Can you walk us through a day in Antarctica during your work?
Adelie penguin building a pebble-lined nest
The polar regions are under significant threat from climate change. In your experience, how has Antarctica changed since your first visit?
Climate change and how it influences snow petrels was one of the aspects of my PhD work in Antarctica. But climate change is a long-term phenomenon, and you can’t say anything conclusive after only 3-4 years of research. You need long-term monitoring programs, which is something we have been working on over the years. But as a personal observation, on my last expedition, we experienced very high variations in temperature one day. It went up to 14 degrees Celsius, and everyone was walking around in t-shirts. That is something I experienced for the first time in my five visits to Antarctica.
Apart from that, and this is all anecdotal information rather than based on scientific data, I also witnessed that several ice rivers that flowed into the ocean had become free-flowing streams because of melting. I also found, strangely, that the number of breeding pairs of seabirds was less, and this is something I wish to publish as well. But it is hard to say what is happening in the whole continent, which is larger than Australia, just by my observations of one area. However, if we don’t make the changes that climate conferences are recommending, there are predictions that within the next 100-200 years, there will be proper colonies and settlements in Antarctica, and there will be nowhere else left to go.
Surveying ice-free areas for seabird nesting sites often included covering large areas on-foot in sub-zero conditions
What do you think the future of Antarctica and its wildlife looks like?
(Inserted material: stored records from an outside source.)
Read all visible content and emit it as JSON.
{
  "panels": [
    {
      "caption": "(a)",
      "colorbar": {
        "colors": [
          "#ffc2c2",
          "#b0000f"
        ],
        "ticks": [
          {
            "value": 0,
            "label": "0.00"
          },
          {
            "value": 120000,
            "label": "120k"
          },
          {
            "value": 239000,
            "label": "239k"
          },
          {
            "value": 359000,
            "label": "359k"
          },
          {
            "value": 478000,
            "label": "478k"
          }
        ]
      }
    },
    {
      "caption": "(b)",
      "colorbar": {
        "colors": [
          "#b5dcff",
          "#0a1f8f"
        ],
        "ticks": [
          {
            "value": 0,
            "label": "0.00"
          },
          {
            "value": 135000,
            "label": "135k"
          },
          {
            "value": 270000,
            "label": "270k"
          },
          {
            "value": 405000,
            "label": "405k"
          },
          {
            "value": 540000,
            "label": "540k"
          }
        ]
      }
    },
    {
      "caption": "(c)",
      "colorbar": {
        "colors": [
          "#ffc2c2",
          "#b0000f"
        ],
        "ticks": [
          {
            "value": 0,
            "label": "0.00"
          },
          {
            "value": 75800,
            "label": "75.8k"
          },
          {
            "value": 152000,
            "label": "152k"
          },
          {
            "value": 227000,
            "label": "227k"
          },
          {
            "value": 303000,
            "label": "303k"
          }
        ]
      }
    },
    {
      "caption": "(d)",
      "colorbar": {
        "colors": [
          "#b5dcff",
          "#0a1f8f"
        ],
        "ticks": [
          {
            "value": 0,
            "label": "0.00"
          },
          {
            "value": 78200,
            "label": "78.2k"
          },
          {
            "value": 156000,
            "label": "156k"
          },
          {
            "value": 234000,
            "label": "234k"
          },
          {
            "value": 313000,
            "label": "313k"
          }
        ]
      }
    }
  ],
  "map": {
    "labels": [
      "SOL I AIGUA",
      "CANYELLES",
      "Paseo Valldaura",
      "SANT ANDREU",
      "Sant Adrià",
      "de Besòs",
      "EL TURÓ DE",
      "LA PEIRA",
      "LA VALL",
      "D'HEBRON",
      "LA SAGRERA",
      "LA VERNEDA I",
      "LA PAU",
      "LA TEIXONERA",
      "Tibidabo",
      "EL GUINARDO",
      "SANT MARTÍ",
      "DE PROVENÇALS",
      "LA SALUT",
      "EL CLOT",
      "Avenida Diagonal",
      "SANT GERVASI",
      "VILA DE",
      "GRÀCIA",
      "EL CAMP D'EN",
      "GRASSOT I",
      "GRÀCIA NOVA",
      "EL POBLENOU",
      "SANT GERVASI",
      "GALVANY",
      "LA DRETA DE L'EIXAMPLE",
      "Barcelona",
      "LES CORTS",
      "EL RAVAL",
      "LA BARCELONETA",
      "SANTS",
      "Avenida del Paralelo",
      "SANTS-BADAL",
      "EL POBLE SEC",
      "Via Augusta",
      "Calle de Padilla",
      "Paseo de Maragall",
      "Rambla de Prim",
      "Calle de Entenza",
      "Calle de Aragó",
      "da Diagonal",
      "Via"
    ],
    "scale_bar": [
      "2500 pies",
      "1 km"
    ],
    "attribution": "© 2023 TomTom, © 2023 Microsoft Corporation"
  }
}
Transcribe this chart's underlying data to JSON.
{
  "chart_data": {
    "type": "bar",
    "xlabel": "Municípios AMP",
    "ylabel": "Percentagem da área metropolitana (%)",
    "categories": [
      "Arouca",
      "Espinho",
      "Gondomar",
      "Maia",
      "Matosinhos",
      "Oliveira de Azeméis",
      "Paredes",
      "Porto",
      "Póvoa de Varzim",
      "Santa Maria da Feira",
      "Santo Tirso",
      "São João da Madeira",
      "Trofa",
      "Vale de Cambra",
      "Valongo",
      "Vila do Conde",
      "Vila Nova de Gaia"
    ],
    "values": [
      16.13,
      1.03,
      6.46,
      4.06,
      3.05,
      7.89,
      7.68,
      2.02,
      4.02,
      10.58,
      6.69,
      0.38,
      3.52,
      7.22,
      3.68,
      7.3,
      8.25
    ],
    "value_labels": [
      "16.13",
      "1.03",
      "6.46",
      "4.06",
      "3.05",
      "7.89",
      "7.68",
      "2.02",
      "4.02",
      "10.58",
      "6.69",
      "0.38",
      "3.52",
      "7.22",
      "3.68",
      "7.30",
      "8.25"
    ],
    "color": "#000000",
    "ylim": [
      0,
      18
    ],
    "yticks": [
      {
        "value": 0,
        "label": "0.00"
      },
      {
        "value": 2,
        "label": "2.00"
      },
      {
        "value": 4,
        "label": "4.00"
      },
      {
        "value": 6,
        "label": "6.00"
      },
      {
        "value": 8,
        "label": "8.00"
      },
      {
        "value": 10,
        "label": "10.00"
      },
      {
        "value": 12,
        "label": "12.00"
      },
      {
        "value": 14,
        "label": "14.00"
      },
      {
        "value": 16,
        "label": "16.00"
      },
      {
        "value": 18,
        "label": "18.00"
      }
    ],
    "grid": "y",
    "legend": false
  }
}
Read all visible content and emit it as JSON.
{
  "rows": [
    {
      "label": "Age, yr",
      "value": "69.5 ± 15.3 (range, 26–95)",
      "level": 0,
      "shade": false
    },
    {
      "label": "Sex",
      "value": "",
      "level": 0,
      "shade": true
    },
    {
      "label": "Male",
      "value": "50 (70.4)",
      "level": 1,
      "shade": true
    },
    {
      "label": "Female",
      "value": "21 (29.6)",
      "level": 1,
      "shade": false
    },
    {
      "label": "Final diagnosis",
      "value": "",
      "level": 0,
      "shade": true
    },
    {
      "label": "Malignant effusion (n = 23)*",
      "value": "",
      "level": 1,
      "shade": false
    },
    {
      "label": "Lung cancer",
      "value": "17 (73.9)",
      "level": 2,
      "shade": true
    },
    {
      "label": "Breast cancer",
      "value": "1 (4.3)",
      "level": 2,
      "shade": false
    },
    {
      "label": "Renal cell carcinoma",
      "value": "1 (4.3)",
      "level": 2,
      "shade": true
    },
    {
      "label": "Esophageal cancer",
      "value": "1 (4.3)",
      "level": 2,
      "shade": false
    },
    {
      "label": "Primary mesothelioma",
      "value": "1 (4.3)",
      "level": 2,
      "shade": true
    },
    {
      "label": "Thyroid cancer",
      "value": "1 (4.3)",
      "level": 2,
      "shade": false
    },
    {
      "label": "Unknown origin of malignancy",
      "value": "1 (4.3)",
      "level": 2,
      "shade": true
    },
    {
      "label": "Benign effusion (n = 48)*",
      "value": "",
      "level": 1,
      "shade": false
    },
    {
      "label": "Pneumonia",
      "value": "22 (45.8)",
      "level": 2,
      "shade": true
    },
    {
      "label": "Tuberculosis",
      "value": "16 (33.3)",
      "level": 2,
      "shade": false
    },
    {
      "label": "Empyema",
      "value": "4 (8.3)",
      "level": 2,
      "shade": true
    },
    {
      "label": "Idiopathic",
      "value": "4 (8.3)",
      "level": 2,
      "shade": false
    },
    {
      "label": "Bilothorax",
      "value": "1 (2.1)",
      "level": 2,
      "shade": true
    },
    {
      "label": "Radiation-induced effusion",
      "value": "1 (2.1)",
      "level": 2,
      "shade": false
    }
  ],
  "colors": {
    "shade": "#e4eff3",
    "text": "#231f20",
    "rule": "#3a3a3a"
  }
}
We will see many new species colonising the area due to warming conditions, especially smaller species such as invertebrates. Larger species, such as birds and mammals, may also start moving south towards Antarctica. There are bound to be changes to the trophic structure of the Southern Ocean. The birds I was studying require land to breed, and with more melting, there will be more available land, which may mean an increase in their breeding population. But we cannot be sure because climate change also increases extreme weather events, which can be limiting factors for these animals. It is a complex scenario, and we cannot be sure what will happen. But we know that some species will benefit while others will not. Endemic species will be at high risk, whereas migratory species could increase their range and colonise previously inhospitable areas.